Lei do Luto Parental pode reforçar garantias a trabalhadores após perda gestacional

Lei do Luto Parental pode reforçar garantias a trabalhadores após perda gestacional

A Justiça do Trabalho de São Paulo condenou a Fazenda Pública Estadual a indenizar em R$ 10 mil uma segurança terceirizada que foi coagida a retornar ao trabalho logo após sofrer um aborto espontâneo. A decisão, proferida pelo 2º Núcleo de Justiça 4.0 do Tribunal Regional do Trabalho da 2ª Região (TRT-2), reconheceu a violação dos direitos da trabalhadora.

Segundo o processo, a empregada apresentou um atestado médico que recomendava 15 dias de afastamento. No entanto, ela recebeu uma ligação de seu supervisor, em “tom impositivo e ameaçador”, que a alertava sobre uma possível demissão caso não retornasse imediatamente às suas funções. Pressionada, a segurança acabou voltando ao trabalho, cumprindo o expediente durante todo o período em que teria direito à licença.

A Consolidação das Leis do Trabalho (CLT), em seu artigo 395, prevê um afastamento de duas semanas em casos de aborto espontâneo. A Instrução Normativa 45 do INSS também assegura licença de até cinco meses em casos de natimorto.

LUTO E SAÚDE MENTAL

A decisão da Justiça paulista destaca que a conduta da empregadora e da tomadora de serviços violou diretamente os direitos de personalidade da trabalhadora, afetando seu “bem-estar físico e psicológico, sua condição pessoal e o próprio direito à igualdade”.

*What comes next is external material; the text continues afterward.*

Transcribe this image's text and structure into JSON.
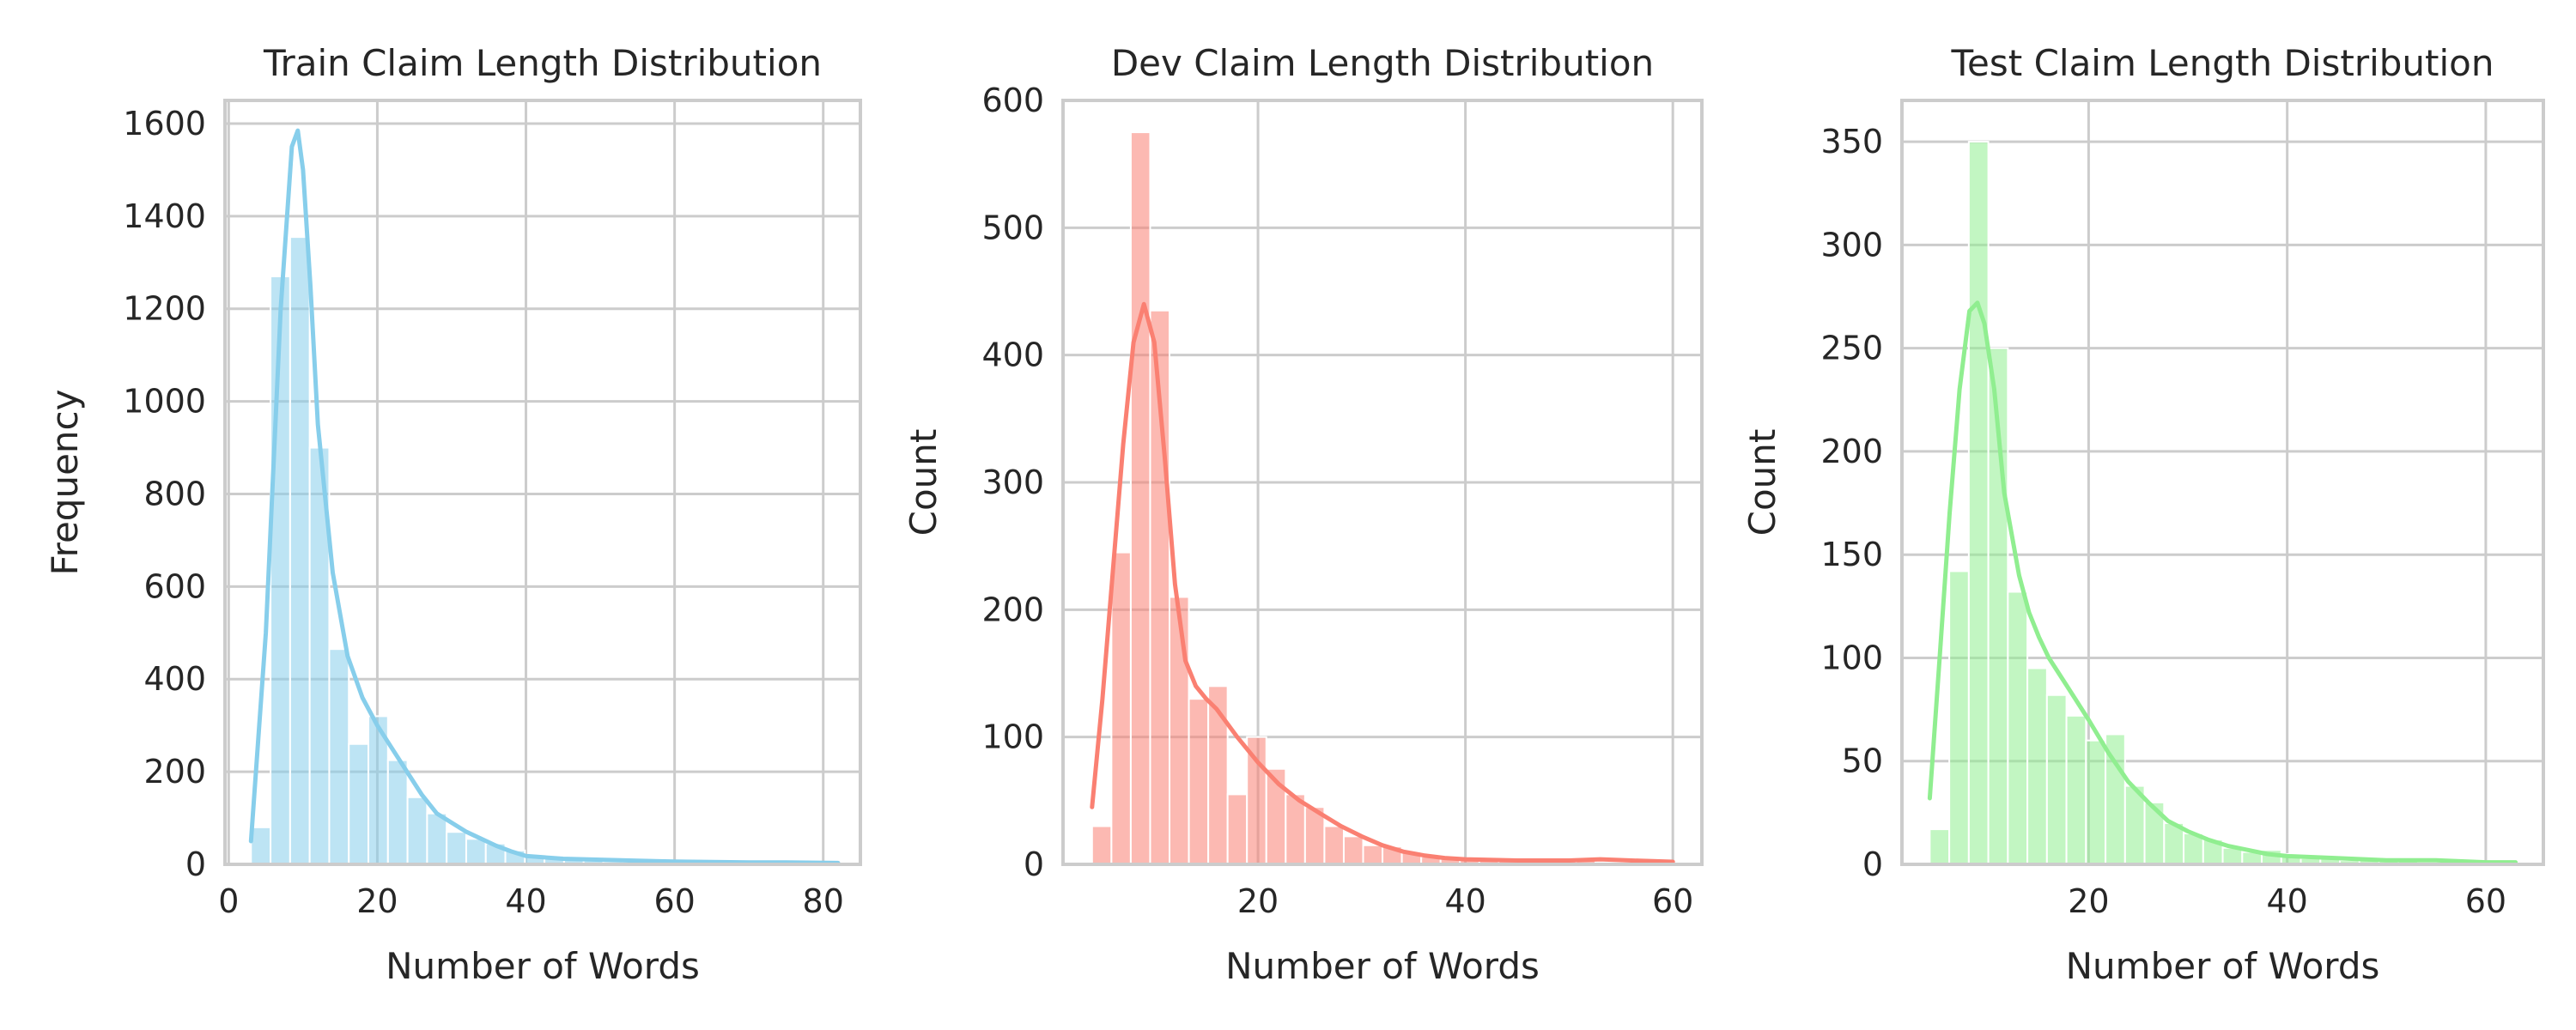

A recém-sancionada Lei do Luto Parental (Lei 15.139/2025), que entrou em vigor no mês de agosto, embora não altere diretamente a legislação trabalhista, busca humanizar o atendimento e a resposta social à dor das famílias, o que pode influenciar julgamentos futuros, tornando-os mais sensíveis à saúde mental de pais e mães.

CASOS DE PERDA GESTACIONAL

A perda gestacional costuma ser objeto de dois tipos de processo na Justiça Trabalhista:

  • Indenização por danos morais e estabilidade: trabalhadores buscam reparação quando os períodos de afastamento previstos na CLT não são respeitados, como no caso da segurança. Um processo julgado pelo TRT-6 (Pernambuco) reconheceu o direito de uma trabalhadora à indenização substitutiva da estabilidade após um aborto espontâneo, mas negou o pedido de danos morais, por entender que a empresa não cometeu ato ilícito. O caso agora tramita no Tribunal Superior do Trabalho (TST).
  • Contribuição do trabalho para o adoecimento: trabalhadores alegam que o ambiente profissional contribuiu para o desenvolvimento de condições psicológicas, como depressão e ansiedade, após a perda gestacional. No TRT-19 (Alagoas), o tribunal negou o pedido de indenização de uma trabalhadora que alegava problemas de saúde mental decorrentes de um aborto espontâneo, por não identificar nexo causal com o trabalho.